Interventions aimed at reducing post-ICU physical impairment should target risk factors. First, since PMV is a significant risk factor for post-ICU physical impairment, current best practices to avoid longstanding impairment of physical function following ICU stay include direct and indirect measures to decrease time on mechanical ventilation. These include limiting sedation, using low tidal volume ventilation, proper oral care, and elevation of the head-of-bed.65,66 Second, avoiding hyperglycemia, corticosteroids, and paralytic agents, whose presence has been associated with ICU-AW, could decrease resultant physical dysfunction.67 Third, since physical impairments are likely caused by critical illness polyneuropathy, muscle atrophy, and joint contractures, early and regular mobilization of critically ill patients has been recommended in an attempt to improve functional outcomes.15,68 A two-site trial demonstrated mechanically ventilated patients randomized to early occupational and physical therapy within 72 hours of intubation were more likely to return to independent functional status at hospital discharge, compared to patients who received similar rehabilitation starting at a median of 7 days after intubation.15,69 Fourth, QOL may be improved with specific interventions such as ICU survivors receiving a rehabilitation handbook, which includes directed exercises and a patient diary.15 Lastly, PICS clinics have been proposed as a means to integrate specific rehabilitation expertise targeting post-ICU impaired function,8 though data on their efficacy is lacking and remains an open area for research.
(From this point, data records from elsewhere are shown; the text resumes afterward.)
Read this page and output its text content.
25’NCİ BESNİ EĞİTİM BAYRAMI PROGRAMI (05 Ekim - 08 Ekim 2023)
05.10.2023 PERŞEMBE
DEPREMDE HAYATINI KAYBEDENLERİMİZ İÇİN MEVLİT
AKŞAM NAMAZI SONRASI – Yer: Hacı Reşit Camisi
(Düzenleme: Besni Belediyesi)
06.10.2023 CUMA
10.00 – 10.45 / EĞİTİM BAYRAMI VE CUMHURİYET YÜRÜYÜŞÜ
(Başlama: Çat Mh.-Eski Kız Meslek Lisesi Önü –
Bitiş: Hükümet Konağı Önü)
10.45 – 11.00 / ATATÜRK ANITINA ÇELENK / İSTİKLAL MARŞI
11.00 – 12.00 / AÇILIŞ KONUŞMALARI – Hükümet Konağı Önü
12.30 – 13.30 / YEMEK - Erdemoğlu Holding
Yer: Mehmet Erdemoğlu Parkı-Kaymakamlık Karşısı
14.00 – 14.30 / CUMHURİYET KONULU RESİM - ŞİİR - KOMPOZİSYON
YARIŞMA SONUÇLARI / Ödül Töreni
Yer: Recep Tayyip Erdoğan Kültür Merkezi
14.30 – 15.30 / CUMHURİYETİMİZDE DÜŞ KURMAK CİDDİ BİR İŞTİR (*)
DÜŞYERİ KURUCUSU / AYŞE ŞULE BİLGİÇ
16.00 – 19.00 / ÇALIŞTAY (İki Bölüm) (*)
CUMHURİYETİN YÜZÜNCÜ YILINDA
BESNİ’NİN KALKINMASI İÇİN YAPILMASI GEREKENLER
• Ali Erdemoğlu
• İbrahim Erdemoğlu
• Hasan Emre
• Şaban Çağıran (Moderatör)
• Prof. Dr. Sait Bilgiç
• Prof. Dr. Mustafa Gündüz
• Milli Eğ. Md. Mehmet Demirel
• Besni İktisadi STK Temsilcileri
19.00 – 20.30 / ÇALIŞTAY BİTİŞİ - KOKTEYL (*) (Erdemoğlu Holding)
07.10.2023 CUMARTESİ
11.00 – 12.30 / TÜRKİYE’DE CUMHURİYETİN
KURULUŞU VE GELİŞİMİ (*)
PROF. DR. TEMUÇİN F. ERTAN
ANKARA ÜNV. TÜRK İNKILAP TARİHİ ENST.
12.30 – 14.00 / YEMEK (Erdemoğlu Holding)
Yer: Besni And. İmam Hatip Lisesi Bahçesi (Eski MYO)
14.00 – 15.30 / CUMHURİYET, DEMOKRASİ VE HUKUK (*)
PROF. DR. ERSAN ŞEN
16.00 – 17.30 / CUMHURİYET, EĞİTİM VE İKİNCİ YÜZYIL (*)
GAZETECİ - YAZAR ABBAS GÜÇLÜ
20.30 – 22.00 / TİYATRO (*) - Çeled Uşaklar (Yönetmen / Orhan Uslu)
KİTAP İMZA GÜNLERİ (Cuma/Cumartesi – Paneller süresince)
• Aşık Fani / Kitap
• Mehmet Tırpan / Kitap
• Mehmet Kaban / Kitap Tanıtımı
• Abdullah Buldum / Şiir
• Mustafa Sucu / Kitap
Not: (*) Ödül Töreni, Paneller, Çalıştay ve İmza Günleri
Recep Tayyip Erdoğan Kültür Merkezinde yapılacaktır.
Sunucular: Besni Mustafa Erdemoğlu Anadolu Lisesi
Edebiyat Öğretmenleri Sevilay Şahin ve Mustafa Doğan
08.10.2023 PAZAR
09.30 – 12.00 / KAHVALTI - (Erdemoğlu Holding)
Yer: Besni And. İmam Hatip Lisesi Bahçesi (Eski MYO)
Over the past 30 years, improvements in the management of critical care syndromes such as severe sepsis and ARDS has led to an increase in survival. The increase in survival has led to the acquisition of cognitive, mental health, and physical dysfunctions. The most common cognitive impairments are memory deficits and abnormal executive functioning. Depression, anxiety, and PTSD encompass mental health impairments, with depression identified in nearly one-third of ICU survivors. Physical impairments include pulmonary and non-pulmonary abnormalities. The most common non-pulmonary abnormalities is ICU-AW with the greatest risk factor being PMV. Impairments in both QOL and ADL are common post-ICU, persisting years after critical illness. Healthcare utilization has increased for post-ICU survivors and this utilization reinforces the effects of critical illness are far reaching, creating a burden for patients and the healthcare system for years beyond ICU discharge15. As we begin to understand the prevalence, risk factors, and overall effect of post critical illness consequences, further research is crucial in alleviating risk factors and attenuating the impact.